Greece owes its debt problems partly to a bloated public sector and a flawed tax system but mostly to deceitful accounting practices that allowed the country to hide its unpaid bills. The financial crisis helped expose all this, and after the Greek government announced a budget shortfall last October equal to 13 percent of the country’s GDP, everything started to unravel.
There is likely to be some sort of bail-out from the rest of the European Union, but its details remain a mystery, as some countries likely to foot the bill feel such a bail-out would only encourage more reckless budgets from other member countries.
Either way, the movement to save Greece from its debts shows that the piper does come eventually to collect on countries that keep their spending unsustainable for too long. The risk is that these debt problems will blast the world economy again just as it is starting to recover from the recession.
Fortunately, investors don’t seem nearly as worried about our government debt as they have become about Greece’s.

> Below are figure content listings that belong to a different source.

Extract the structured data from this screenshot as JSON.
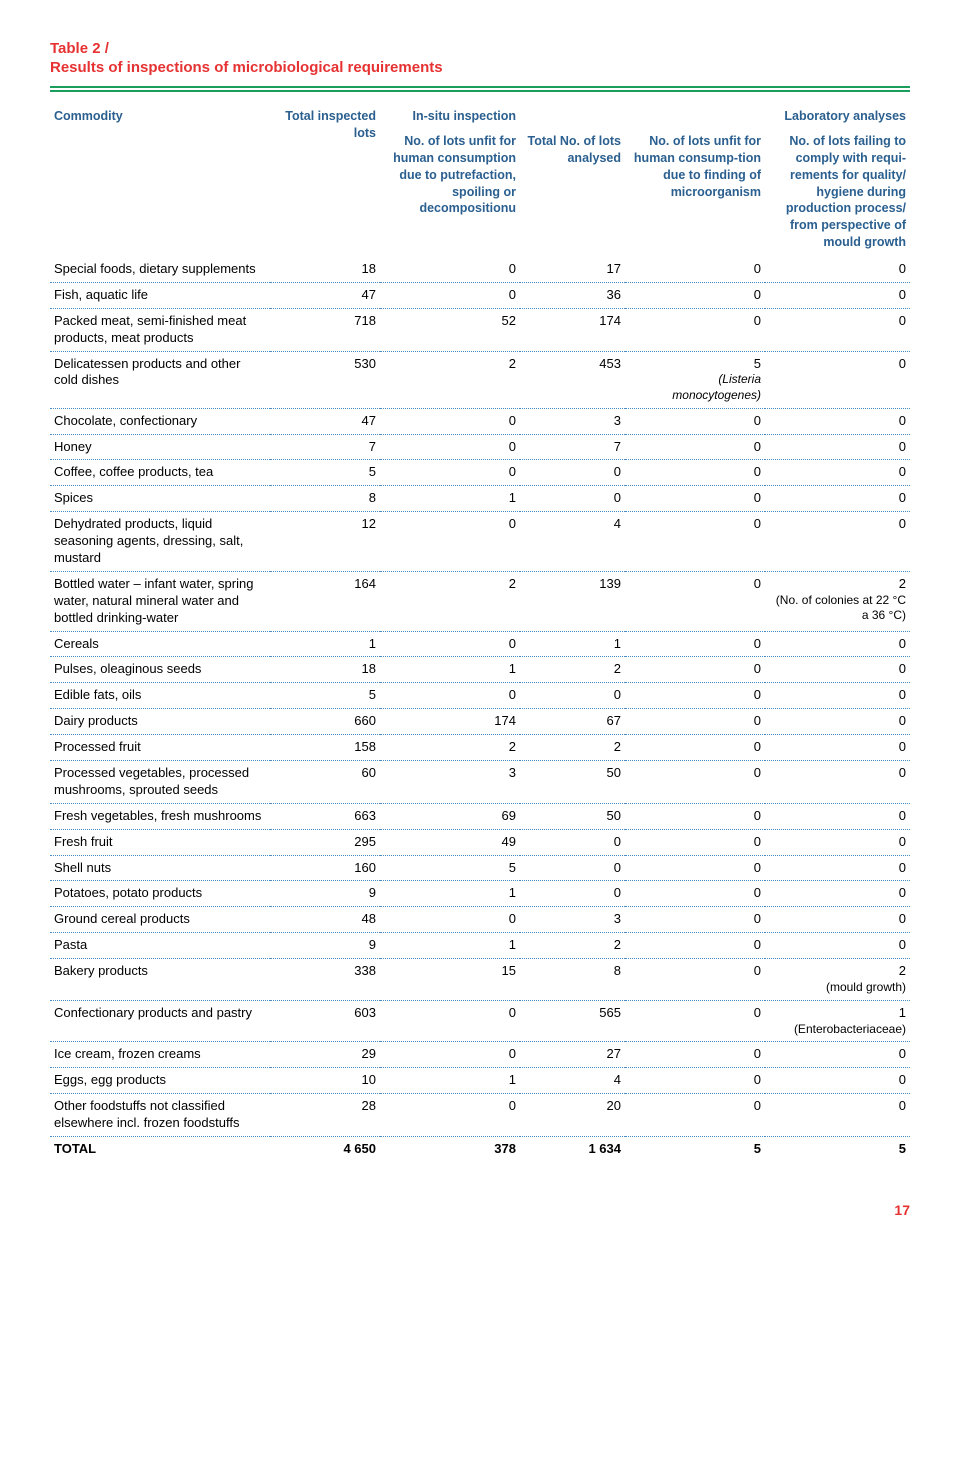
{
  "table_label": "Table 2 /",
  "table_title": "Results of inspections of microbiological requirements",
  "page_number": "17",
  "colors": {
    "accent_red": "#e63232",
    "header_blue": "#2a5f8f",
    "rule_green": "#1a9e5c",
    "dotted_blue": "#4a8cc4"
  },
  "header": {
    "commodity": "Commodity",
    "total_inspected": "Total inspected lots",
    "insitu": "In-situ inspection",
    "lab": "Laboratory analyses",
    "c3": "No. of lots unfit for human consumpti­on due to putrefac­tion, spoiling or decompositionu",
    "c4": "Total No. of lots analysed",
    "c5": "No. of lots unfit for human consump-ti­on due to finding of microorganism",
    "c6": "No. of lots failing to comply with requi­rements for quality/ hygiene during production process/ from perspective of mould growth"
  },
  "rows": [
    {
      "name": "Special foods, dietary supple­ments",
      "c2": "18",
      "c3": "0",
      "c4": "17",
      "c5": "0",
      "c6": "0"
    },
    {
      "name": "Fish, aquatic life",
      "c2": "47",
      "c3": "0",
      "c4": "36",
      "c5": "0",
      "c6": "0"
    },
    {
      "name": "Packed meat, semi-finished meat products, meat products",
      "c2": "718",
      "c3": "52",
      "c4": "174",
      "c5": "0",
      "c6": "0"
    },
    {
      "name": "Delicatessen products and other cold dishes",
      "c2": "530",
      "c3": "2",
      "c4": "453",
      "c5": "5",
      "c5_note": "(Listeria monocytogenes)",
      "c5_note_em": true,
      "c6": "0"
    },
    {
      "name": "Chocolate, confectionary",
      "c2": "47",
      "c3": "0",
      "c4": "3",
      "c5": "0",
      "c6": "0"
    },
    {
      "name": "Honey",
      "c2": "7",
      "c3": "0",
      "c4": "7",
      "c5": "0",
      "c6": "0"
    },
    {
      "name": "Coffee, coffee products, tea",
      "c2": "5",
      "c3": "0",
      "c4": "0",
      "c5": "0",
      "c6": "0"
    },
    {
      "name": "Spices",
      "c2": "8",
      "c3": "1",
      "c4": "0",
      "c5": "0",
      "c6": "0"
    },
    {
      "name": "Dehydrated products, liquid seasoning agents, dressing, salt, mustard",
      "c2": "12",
      "c3": "0",
      "c4": "4",
      "c5": "0",
      "c6": "0"
    },
    {
      "name": "Bottled water – infant water, spring water, natural mineral water and bottled drinking-water",
      "c2": "164",
      "c3": "2",
      "c4": "139",
      "c5": "0",
      "c6": "2",
      "c6_note": "(No. of colonies at 22 °C a 36 °C)"
    },
    {
      "name": "Cereals",
      "c2": "1",
      "c3": "0",
      "c4": "1",
      "c5": "0",
      "c6": "0"
    },
    {
      "name": "Pulses, oleaginous seeds",
      "c2": "18",
      "c3": "1",
      "c4": "2",
      "c5": "0",
      "c6": "0"
    },
    {
      "name": "Edible fats, oils",
      "c2": "5",
      "c3": "0",
      "c4": "0",
      "c5": "0",
      "c6": "0"
    },
    {
      "name": "Dairy products",
      "c2": "660",
      "c3": "174",
      "c4": "67",
      "c5": "0",
      "c6": "0"
    },
    {
      "name": "Processed fruit",
      "c2": "158",
      "c3": "2",
      "c4": "2",
      "c5": "0",
      "c6": "0"
    },
    {
      "name": "Processed vegetables, processed mushrooms, sprouted seeds",
      "c2": "60",
      "c3": "3",
      "c4": "50",
      "c5": "0",
      "c6": "0"
    },
    {
      "name": "Fresh vegetables, fresh mushrooms",
      "c2": "663",
      "c3": "69",
      "c4": "50",
      "c5": "0",
      "c6": "0"
    },
    {
      "name": "Fresh fruit",
      "c2": "295",
      "c3": "49",
      "c4": "0",
      "c5": "0",
      "c6": "0"
    },
    {
      "name": "Shell nuts",
      "c2": "160",
      "c3": "5",
      "c4": "0",
      "c5": "0",
      "c6": "0"
    },
    {
      "name": "Potatoes, potato products",
      "c2": "9",
      "c3": "1",
      "c4": "0",
      "c5": "0",
      "c6": "0"
    },
    {
      "name": "Ground cereal products",
      "c2": "48",
      "c3": "0",
      "c4": "3",
      "c5": "0",
      "c6": "0"
    },
    {
      "name": "Pasta",
      "c2": "9",
      "c3": "1",
      "c4": "2",
      "c5": "0",
      "c6": "0"
    },
    {
      "name": "Bakery products",
      "c2": "338",
      "c3": "15",
      "c4": "8",
      "c5": "0",
      "c6": "2",
      "c6_note": "(mould growth)"
    },
    {
      "name": "Confectionary products and pastry",
      "c2": "603",
      "c3": "0",
      "c4": "565",
      "c5": "0",
      "c6": "1",
      "c6_note": "(Enterobacteriaceae)"
    },
    {
      "name": "Ice cream, frozen creams",
      "c2": "29",
      "c3": "0",
      "c4": "27",
      "c5": "0",
      "c6": "0"
    },
    {
      "name": "Eggs, egg products",
      "c2": "10",
      "c3": "1",
      "c4": "4",
      "c5": "0",
      "c6": "0"
    },
    {
      "name": "Other foodstuffs not classified elsewhere incl. frozen foodstuffs",
      "c2": "28",
      "c3": "0",
      "c4": "20",
      "c5": "0",
      "c6": "0"
    }
  ],
  "total_row": {
    "name": "TOTAL",
    "c2": "4 650",
    "c3": "378",
    "c4": "1 634",
    "c5": "5",
    "c6": "5"
  }
}
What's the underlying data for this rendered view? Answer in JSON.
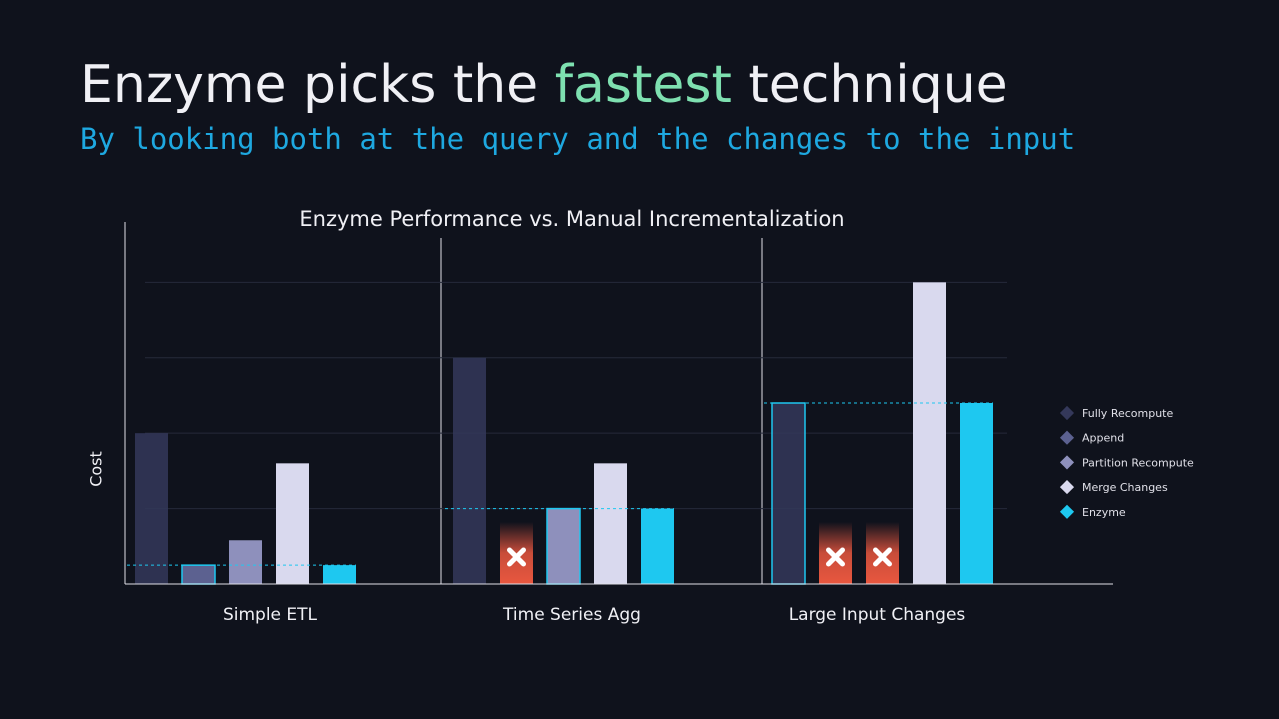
{
  "header": {
    "title_parts": [
      "Enzyme picks the ",
      "fastest",
      " technique"
    ],
    "subtitle": "By looking both at the query and the changes to the input"
  },
  "chart_data": {
    "type": "bar",
    "title": "Enzyme Performance vs. Manual Incrementalization",
    "y_label": "Cost",
    "categories": [
      "Simple ETL",
      "Time Series Agg",
      "Large Input Changes"
    ],
    "series": [
      {
        "name": "Fully Recompute",
        "color": "#34385a",
        "values": [
          2.0,
          3.0,
          2.4
        ]
      },
      {
        "name": "Append",
        "color": "#5c6190",
        "values": [
          0.25,
          null,
          null
        ]
      },
      {
        "name": "Partition Recompute",
        "color": "#8e90bc",
        "values": [
          0.58,
          1.0,
          null
        ]
      },
      {
        "name": "Merge Changes",
        "color": "#d9d9ee",
        "values": [
          1.6,
          1.6,
          4.0
        ]
      },
      {
        "name": "Enzyme",
        "color": "#1ec8f0",
        "values": [
          0.25,
          1.0,
          2.4
        ]
      }
    ],
    "ylim": [
      0,
      4.8
    ],
    "yticks": [
      1,
      2,
      3,
      4
    ],
    "grid": true,
    "legend": "right"
  }
}
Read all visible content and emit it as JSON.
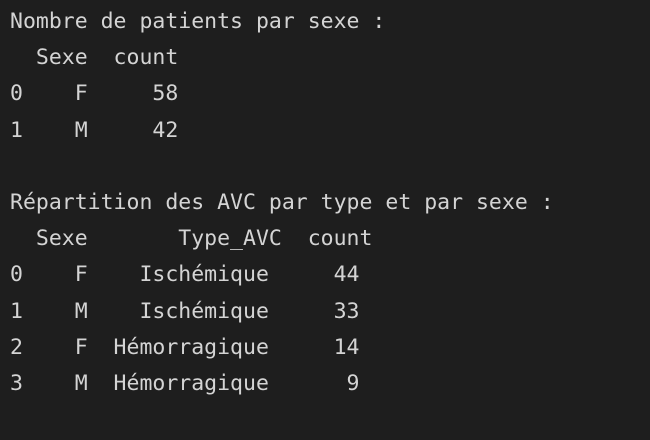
{
  "output": {
    "sex_counts": {
      "title": "Nombre de patients par sexe :",
      "header": "  Sexe  count",
      "rows": [
        "0    F     58",
        "1    M     42"
      ]
    },
    "stroke_distribution": {
      "title": "Répartition des AVC par type et par sexe :",
      "header": "  Sexe       Type_AVC  count",
      "rows": [
        "0    F    Ischémique     44",
        "1    M    Ischémique     33",
        "2    F  Hémorragique     14",
        "3    M  Hémorragique      9"
      ]
    }
  },
  "colors": {
    "background": "#1e1e1e",
    "text": "#d4d4d4"
  }
}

But that doesn’t mean everything will be all right as Social Security and Medicare spending continue to rise while we continue without any plan to pay for it.
There is no reason lawmakers can’t work on a long-term plan to reform these two programs even while maintaining the current deficit spending necessary to shore up the economy in the midst of a recession.
Unfortunately, most politicians are more likely to rally against earmarks and pork than our budget’s long-term structural problems.
No one likes to talk about increasing the retirement age or cutting Medicare benefits. Voters certainly aren’t in the mood to hear about future tax increases when times are as tough as they are now.
But countries like Greece probably wish they had made hard decisions when they had the chance.